Entenda como a diretoria do ABC aproveitou a negociação com Wallyson para agradar a torcida.
A diretoria do ABC começou a temporada animada. Felizes com a permanência sofrida na Segunda Divisão do campeonato nacional, trataram logo de convocar a imprensa esportiva para uma grande – e rápida – entrevista coletiva com meia dúzia diretores para expor as metas para 2015: ser campeão do Estado, subir para a Série A e comemorar os cem anos em grande estilo, quem sabe com um grande ídolo de volta.
O grande ídolo que os cartolas se referiam seria Wallyson, revelado pelo próprio Alvinegro em 2007, ano especial pro clube, o ano da “Volta por Cima”, como ficou conhecido o acesso à Segunda Divisão depois de algum tempo à mingua. Uma grande ideia, Wallyson seria o grande nome do ano do Centenário do ABC. Os diretores não mediriam esforços para trazê-lo para Natal.
Na mesma tarde, Seu Francisco, atento como nunca, daqueles torcedores que não perdem um treino sequer do ABC, comentou comigo que estava danado da vida com o tal do empresário de Wallyson. Seu Escadinha – apelido que ganhou dos irmãos mais velhos, por ser o último da lista de dez irmãos nascidos em anos consecutivos – tinha certeza de que o menino queria ficar e jogar o ano do centenário no ABC. “O presidente foi até na praia entregar a proposta ao menino. Foi o sacana do empresário que barrou”. Segundo Seu Escadinha, aqui o menino teria um bom salário, estaria perto da família, teria a visibilidade da Segunda Divisão, seria mais feliz. “Ele não ficou porque não deixaram. Aquele safado merece uma pisa de cinta de couro pra aprender”.
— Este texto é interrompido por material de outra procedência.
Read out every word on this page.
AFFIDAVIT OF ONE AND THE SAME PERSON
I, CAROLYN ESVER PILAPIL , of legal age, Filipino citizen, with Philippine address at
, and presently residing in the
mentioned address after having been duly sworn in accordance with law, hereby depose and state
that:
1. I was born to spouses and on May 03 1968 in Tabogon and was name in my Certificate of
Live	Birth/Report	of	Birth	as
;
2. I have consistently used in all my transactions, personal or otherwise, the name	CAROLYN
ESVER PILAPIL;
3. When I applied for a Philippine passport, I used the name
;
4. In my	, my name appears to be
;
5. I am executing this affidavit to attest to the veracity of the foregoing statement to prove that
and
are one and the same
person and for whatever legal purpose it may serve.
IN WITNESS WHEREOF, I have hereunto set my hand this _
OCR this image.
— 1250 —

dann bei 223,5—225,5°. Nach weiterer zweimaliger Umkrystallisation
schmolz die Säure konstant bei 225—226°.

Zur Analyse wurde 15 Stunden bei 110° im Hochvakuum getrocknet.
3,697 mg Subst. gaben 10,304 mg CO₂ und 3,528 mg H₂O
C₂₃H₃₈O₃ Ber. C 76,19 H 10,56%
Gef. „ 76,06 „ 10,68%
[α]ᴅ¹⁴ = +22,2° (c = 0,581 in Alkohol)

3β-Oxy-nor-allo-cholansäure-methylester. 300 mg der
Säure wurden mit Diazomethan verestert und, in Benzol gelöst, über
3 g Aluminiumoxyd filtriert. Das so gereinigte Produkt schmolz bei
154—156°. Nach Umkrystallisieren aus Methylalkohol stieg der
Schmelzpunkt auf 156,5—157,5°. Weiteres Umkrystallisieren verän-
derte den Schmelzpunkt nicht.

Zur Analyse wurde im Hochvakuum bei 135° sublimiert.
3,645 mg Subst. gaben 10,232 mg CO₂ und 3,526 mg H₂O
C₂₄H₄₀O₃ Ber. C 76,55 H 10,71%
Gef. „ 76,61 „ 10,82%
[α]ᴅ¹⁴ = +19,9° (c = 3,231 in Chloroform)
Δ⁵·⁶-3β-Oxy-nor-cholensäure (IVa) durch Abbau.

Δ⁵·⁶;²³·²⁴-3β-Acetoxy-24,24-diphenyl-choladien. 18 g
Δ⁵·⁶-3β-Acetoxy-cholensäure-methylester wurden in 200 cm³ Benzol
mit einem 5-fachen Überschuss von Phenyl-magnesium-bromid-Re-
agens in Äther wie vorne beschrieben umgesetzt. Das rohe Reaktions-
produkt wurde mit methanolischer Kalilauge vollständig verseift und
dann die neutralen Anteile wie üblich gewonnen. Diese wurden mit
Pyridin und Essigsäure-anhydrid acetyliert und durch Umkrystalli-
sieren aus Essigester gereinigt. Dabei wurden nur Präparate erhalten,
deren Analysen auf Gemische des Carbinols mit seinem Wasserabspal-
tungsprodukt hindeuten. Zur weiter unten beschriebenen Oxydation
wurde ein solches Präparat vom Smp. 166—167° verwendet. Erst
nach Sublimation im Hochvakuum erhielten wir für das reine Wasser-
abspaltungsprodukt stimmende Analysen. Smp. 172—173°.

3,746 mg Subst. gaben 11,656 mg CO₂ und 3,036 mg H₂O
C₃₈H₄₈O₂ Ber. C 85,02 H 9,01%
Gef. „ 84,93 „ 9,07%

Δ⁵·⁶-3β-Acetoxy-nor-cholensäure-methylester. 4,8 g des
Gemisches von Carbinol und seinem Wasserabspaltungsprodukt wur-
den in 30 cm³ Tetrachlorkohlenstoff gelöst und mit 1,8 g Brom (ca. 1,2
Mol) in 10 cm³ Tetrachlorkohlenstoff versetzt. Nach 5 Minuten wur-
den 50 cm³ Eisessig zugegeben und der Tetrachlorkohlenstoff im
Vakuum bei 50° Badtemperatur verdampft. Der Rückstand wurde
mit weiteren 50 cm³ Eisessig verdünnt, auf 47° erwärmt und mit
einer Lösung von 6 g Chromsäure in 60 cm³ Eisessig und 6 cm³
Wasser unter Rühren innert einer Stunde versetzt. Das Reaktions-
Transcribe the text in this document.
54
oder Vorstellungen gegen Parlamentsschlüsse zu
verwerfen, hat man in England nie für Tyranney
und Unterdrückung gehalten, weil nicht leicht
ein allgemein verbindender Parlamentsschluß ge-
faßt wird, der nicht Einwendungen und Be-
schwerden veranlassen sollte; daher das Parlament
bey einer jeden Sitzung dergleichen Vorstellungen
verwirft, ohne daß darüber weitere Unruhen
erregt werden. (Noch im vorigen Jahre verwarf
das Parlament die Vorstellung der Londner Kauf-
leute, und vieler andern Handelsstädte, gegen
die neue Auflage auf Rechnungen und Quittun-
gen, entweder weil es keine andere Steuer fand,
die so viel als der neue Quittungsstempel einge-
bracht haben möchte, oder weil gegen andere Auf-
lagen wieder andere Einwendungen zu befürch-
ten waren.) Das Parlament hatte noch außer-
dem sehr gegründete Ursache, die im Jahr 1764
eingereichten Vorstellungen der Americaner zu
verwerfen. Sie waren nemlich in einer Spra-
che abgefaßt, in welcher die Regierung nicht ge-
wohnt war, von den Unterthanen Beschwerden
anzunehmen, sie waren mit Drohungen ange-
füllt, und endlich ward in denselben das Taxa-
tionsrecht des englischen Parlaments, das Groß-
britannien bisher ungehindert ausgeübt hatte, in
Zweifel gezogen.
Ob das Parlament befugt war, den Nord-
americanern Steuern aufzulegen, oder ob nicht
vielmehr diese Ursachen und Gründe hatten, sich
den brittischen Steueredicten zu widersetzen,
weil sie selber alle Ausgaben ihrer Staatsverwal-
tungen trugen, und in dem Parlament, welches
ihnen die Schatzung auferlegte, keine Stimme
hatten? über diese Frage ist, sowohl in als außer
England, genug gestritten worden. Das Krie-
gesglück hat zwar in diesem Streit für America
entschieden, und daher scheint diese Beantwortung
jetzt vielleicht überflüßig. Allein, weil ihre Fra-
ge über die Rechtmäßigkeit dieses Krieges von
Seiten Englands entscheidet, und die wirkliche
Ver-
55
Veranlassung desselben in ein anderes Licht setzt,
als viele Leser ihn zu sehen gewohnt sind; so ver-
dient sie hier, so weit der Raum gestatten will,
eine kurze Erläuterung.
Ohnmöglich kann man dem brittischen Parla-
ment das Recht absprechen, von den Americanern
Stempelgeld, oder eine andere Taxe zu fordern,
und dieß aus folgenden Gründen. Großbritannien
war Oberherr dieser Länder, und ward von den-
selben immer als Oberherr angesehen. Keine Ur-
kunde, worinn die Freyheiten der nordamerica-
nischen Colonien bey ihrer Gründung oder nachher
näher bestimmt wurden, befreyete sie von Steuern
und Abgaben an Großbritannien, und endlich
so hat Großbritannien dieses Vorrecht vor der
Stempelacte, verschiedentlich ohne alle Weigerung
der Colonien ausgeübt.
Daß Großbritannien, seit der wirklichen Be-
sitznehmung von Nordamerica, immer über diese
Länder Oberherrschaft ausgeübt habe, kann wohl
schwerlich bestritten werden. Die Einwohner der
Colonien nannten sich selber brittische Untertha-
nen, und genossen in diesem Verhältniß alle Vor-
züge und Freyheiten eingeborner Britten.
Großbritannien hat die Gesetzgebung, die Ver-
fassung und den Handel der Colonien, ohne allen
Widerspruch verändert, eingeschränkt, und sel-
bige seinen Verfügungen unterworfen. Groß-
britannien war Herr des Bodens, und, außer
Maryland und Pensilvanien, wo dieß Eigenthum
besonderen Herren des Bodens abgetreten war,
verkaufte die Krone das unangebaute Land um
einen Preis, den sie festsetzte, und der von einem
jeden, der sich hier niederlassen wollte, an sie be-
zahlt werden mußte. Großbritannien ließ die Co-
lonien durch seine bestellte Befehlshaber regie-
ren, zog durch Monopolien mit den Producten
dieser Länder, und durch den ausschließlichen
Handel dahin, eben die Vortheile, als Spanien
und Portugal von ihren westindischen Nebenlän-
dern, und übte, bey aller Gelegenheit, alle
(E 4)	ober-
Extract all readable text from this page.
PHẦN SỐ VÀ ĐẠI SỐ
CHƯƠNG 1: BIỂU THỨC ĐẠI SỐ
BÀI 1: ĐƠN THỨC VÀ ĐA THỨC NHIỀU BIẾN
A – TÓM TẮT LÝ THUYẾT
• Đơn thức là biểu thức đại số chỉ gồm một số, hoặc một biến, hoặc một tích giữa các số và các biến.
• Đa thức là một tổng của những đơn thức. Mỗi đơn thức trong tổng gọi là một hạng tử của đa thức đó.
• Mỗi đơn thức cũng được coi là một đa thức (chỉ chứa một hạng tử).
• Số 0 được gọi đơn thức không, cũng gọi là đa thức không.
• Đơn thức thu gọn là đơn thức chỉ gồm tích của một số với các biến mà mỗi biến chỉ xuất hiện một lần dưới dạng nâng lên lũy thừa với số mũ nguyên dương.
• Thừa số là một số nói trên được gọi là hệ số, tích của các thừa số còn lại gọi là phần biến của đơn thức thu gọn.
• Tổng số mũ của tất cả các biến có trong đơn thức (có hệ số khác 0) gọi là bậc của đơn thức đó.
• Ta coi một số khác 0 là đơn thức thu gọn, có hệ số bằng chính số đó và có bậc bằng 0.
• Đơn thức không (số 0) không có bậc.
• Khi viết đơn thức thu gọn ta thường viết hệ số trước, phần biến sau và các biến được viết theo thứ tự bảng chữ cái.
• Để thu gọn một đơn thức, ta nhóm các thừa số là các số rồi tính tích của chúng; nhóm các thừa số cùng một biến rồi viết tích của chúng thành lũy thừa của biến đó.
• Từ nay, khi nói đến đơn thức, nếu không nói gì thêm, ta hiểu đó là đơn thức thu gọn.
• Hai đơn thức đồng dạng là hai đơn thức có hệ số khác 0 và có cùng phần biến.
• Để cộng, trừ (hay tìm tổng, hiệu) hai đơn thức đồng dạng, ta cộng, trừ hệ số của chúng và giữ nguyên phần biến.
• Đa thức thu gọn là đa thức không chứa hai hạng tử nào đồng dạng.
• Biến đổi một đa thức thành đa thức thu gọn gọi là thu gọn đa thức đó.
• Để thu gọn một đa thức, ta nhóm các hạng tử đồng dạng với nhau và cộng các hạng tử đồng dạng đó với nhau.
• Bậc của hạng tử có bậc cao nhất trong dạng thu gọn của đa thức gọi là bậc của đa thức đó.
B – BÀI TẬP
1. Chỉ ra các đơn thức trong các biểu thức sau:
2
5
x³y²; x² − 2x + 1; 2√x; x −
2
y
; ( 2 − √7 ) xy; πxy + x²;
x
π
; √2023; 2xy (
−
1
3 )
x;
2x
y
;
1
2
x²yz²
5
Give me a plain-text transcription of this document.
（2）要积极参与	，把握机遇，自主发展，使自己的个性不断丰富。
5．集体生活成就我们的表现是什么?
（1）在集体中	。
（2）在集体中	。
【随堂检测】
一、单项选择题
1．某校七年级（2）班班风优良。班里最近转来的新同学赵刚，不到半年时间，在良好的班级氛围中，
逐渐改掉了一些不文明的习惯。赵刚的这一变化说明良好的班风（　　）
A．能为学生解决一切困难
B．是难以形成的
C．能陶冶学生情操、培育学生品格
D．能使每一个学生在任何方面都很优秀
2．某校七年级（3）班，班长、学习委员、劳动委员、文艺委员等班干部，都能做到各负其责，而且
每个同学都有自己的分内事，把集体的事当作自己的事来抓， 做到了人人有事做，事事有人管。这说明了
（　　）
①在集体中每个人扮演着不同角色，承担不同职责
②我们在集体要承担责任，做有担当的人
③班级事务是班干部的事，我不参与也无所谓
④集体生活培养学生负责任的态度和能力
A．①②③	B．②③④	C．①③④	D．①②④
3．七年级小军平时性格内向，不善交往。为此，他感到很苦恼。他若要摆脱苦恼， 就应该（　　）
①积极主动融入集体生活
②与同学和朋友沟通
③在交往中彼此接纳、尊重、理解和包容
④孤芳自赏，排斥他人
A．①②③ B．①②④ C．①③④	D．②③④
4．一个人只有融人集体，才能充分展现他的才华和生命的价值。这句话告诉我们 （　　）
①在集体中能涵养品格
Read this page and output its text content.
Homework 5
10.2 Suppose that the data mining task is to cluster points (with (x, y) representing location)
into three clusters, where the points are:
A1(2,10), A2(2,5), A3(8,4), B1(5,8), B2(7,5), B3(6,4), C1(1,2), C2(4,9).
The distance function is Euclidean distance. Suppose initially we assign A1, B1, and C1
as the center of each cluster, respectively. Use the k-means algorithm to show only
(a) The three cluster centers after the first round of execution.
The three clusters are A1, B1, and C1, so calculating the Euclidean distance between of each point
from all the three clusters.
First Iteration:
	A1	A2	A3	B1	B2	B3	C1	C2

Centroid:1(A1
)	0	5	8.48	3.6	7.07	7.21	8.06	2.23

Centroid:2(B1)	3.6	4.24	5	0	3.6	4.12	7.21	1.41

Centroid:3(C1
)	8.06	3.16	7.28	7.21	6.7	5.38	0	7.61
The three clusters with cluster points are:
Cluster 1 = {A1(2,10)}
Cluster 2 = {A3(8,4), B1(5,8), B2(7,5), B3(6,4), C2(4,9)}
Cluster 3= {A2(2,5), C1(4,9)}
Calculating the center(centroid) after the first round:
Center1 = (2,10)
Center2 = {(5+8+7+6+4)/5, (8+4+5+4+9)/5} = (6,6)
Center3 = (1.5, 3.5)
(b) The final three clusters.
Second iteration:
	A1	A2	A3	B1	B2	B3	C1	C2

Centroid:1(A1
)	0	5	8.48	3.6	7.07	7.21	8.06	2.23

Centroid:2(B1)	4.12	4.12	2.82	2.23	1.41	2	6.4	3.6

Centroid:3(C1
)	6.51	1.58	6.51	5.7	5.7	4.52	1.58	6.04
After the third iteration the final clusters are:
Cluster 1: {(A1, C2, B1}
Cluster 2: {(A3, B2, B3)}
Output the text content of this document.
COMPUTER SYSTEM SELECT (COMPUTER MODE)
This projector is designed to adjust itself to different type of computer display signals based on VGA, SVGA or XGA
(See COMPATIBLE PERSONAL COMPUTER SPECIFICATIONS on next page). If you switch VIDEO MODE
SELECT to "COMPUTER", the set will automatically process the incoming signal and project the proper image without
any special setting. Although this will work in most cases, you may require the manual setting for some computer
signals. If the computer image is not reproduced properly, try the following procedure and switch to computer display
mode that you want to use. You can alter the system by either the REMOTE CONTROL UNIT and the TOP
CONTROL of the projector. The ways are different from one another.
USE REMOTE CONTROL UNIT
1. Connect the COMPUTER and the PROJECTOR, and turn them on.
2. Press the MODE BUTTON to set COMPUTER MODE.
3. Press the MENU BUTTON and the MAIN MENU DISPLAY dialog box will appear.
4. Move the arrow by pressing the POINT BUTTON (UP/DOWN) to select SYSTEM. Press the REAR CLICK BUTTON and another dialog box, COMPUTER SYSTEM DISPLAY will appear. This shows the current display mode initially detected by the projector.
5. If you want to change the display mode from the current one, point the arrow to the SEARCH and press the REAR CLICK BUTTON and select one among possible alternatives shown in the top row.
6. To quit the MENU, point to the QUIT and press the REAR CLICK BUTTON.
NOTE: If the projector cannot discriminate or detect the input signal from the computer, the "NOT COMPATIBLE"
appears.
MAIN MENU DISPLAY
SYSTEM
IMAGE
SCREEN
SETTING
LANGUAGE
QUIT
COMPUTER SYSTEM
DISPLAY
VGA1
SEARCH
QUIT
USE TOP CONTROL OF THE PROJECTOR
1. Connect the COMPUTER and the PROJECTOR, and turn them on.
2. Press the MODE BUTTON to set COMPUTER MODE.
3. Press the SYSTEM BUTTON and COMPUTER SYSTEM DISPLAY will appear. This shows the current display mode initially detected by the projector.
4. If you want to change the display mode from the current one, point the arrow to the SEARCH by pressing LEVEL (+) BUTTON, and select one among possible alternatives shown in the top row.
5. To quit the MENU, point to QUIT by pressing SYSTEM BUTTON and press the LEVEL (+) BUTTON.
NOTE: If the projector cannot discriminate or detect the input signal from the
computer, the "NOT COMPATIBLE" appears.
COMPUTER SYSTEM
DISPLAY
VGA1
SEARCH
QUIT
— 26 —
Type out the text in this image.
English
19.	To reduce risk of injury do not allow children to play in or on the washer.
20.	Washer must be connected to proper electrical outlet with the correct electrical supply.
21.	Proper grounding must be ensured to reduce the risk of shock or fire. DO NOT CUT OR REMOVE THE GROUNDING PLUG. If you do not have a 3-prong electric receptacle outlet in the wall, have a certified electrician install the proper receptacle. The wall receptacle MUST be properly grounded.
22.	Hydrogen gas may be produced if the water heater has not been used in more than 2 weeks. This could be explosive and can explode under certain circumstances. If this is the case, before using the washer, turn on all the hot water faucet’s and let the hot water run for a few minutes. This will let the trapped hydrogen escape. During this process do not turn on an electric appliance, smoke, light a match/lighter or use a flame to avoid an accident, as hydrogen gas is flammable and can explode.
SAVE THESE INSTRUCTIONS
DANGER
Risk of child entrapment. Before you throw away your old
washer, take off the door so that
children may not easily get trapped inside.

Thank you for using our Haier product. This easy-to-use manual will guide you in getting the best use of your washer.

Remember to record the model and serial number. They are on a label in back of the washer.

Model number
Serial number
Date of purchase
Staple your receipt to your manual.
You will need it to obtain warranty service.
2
Tentei em vão convencê-lo do contrário. Os empresários investiram em Wallyson e querem retorno no negócio. Nada mais justo. Mas torcedor fica “meio cego”, se é que existe cego pela metade, quando discute sobre o time do coração. Seu Escadinha insistia que em Natal ele seria mais feliz do que ir para o “Time do Papa” – ele se referia ao San Lorenzo/ARG, interessado em contratar Wallyson. Ele lembrou de Alberi em 1972, que ganhou a Bola da Prata da Placar como melhor meia do ano e mesmo assim continuou no ABC.
A proposta do ABC girava em torno de R$ 80 mil de salário, somados a ganhos com um possível aumento do número de sócios. Porém, o contrato teria validade de apenas cinco meses. Ele jogaria o Campeonato Estadual e depois haveria a possibilidade de renovar e jogar a Segunda Divisão. Só que nada garantia emprego ao menino após os cinco primeiros meses. O menino assinaria um contrato de risco.
Além disso, Wallyson foi comprado por um grupo de investidores por R$ 3 milhões. Dinheiro pra dedéu. Seu contrato com o grupo dura apenas mais um ano e a intenção dos compradores é conseguir negociá-lo e consequentemente recuperar o valor investido. Ficar em Natal, jogar o Campeonato Potiguar e a Segunda Divisão não seriam vitrines atrativas. Wallyson poderia marcar mil gols no ano e ainda assim não seria valorizado a ponto de ser negociado posteriormente. O futebol atual virou negócio. Wallyson é um produto e precisa ser valorizado. Pagaram caro pelo menino e agora querem fazer valer o investimento.
Infelizmente Wallyson não vai jogar no ABC, tem propostas da China, da Argentina e do Coritiba/PR. Já a diretoria do ABC alcançou seu objetivo, que era fazer barulho, mesmo sabendo desde sempre que o negócio não daria certo. O menino de Seu Escadinha é mesmo um produto valioso do futebol, foi usado como ferramenta de marketing.